A book whose title is already revealing . Journalist Sarah Jaffe unpacks the good work of the powers that be, from their well-known misdeeds to the most hidden subtleties, to give an account of the extent to which we live today divided, i.e. commodified and capitalised.
Jaffe spares no references, examples, and witnesses (recalling, at times, Carlos Taibo) to realise the deformities to which we are subjected under the yoke of neoliberalism, which dehumanises us, denaturalises us, and recreates a Matrix that should not envy anything to the most sinister literary dystopias. However, the last chapter of the book, entitled Conclusion, stands out among its pages. What is love?
A reflective synthesis of what has been exposed throughout the immediately preceding pages, fragments of which I share below :
“The neoliberal work ethic has turned our hearts into agendas. The rhetoric of the factory, as cultural critic Laura Kipnis pointed out in her controversial book Against Love (A Diatribe) , has become “the language of love by default”. It has become “the language of love by default”. Love, particularly for the working class, is a complicated business.”
Romantic relationships are not the only ones that have suffered under neoliberalism. Friendship is also a victim of how our working lives are organised. A 2014 study found that one in ten people in the UK claimed not to have any close friends; in a 2019 US survey, one in five millennials claimed not to have a single friend. These studies reflect “an upward trend towards long-term loneliness”. The period of prolonged confinement during the coronavirus pandemic has only exacerbated feelings of loneliness that many people were already experiencing. We may have Facebook friends, but do we have real friends? We have tried to blame our collective loneliness on the internet.
Since the beginning of industrial capitalism, many entrepreneurs have wanted to extend their control into the home itself. Antonio Gramsci pointed out that “the new type of man demanded by the rationalisation of production and labour cannot be developed unless the sexual instinct is properly regulated and rationalised“. He claimed that industrial entrepreneurs were constantly striving to regulate the animality of humans, to bring under tighter control everything that has made us more than robots, including introducing some discipline into one’s sentimental relationships outside of work. Henry Ford famously sent investigators to the homes of his employees to make sure they were honest, upright, and monogamous and therefore deserving of a higher salary.

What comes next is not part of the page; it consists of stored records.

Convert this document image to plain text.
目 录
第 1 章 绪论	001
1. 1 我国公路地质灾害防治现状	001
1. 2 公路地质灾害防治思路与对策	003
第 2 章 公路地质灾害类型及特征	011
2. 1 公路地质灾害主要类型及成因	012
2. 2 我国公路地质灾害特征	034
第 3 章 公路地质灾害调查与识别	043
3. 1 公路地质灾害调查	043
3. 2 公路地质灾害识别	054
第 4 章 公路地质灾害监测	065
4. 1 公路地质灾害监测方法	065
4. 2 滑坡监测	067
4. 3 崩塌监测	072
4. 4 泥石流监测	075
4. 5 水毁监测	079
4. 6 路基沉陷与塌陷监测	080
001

“And love, as sociologist Andrew Cherlin has documented, has undergone a transformation from conjugal monogamy to something more open, flexible, and often, of course, not at all heterosexual. However, the way we discuss partners or ‘companions’ even the term companion or partner in that it is more neutral as far as neutral is concerned as far as neutral is concerned as far as more neutral is concerned and is still a reflection of the origin of the family as a complementary institution to work.”
“Our creativity, like our love, is not truly free.”
Creation, play, love: human desires, all of them, perhaps even human needs, that have been contained, commodified and put up for sale. As long as we are forced to work for a living, it is only logical that we demand better working conditions. But, in addition to these demands, we must always demand our time: what would we be able to create without the constraints of having to earn a living? As Marx wrote a long time ago (though not so long ago): “The realm of freedom only begins where labour imposed by necessity and by the coercion of external ends ends ends“.
“To begin to create our own little footprint outside our nuclear families, our gangs, to whom we entrust our most terrifying secrets, and transform their fears into clamorous chants that shame the adults who have created this broken society. Student strikes know that a different world is possible because they are already creating it. They make it real every time they reappropriate their time, every time they refuse to do the work that is expected because the world they were supposed to grow up in has failed them miserably.”
“Now that I have finished this book, I feel like I want to make a bet with myself. I wish to try to love things besides my work, even though I have my eye on the date, on the published book in my hands. I dream of someone reading these words and feeling recognised. Furthermore, I dream of breaking through the walls that our professional careers have erected”.
“The strike, in itself, is a way of reclaiming time at work.”